Irish budget carrier Ryanair has confirmed it will appeal the European Commission’s (EC) decision, 27 June, to block its proposed takeover of fellow Irish carrier Aer Lingus.
Ryanair had already reiterated its intention to challenge any prohibition ruling from the EC during a pre-emptive press conference held in Brussels yesterday at which it attacked the EC’s decision, formally announced today.
The airline has today confirmed it will appeal the decision at the European Court of First Instance and underlined its confidence that the prohibition decision will be overturned.
Ryanair has argued blocking the tie-up would be politically motivated and inconsistent with previous EC decisions on airline mergers.
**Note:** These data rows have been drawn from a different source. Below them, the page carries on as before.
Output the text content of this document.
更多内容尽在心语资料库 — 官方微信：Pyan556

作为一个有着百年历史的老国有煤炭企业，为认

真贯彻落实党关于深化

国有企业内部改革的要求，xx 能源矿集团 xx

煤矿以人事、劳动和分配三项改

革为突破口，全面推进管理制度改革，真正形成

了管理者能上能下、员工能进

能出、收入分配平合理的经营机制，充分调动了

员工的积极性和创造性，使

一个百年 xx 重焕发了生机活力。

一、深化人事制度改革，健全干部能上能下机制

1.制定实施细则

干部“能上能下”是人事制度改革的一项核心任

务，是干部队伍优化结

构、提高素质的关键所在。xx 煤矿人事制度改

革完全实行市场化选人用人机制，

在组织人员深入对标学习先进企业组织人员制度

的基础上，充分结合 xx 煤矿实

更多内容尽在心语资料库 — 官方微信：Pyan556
It says the decision should be overturned because it marks the first time the EC has prohibited a merger between two companies holding less than 5% of the EU market, that it goes against larger airline mergers previously approved, and marks the first time an EU airline merger offered guaranteed fare reductions of over €100 million per year.
This last point was included in a number of remedies offered by Ryanair to head off competition concerns.
For its part the EC argues the Ryanair-Aer Lingus tie-up differs from previous airline mergers because it marks the first time it has assessed a merger of the two largest airlines from a single country, both with significant operations at the same base airport.
It also describes the number of overlapping routes as unprecedented, stating that there are 35 routes where the two carriers would hold a monopolistic or dominant position as a result of a tie-up.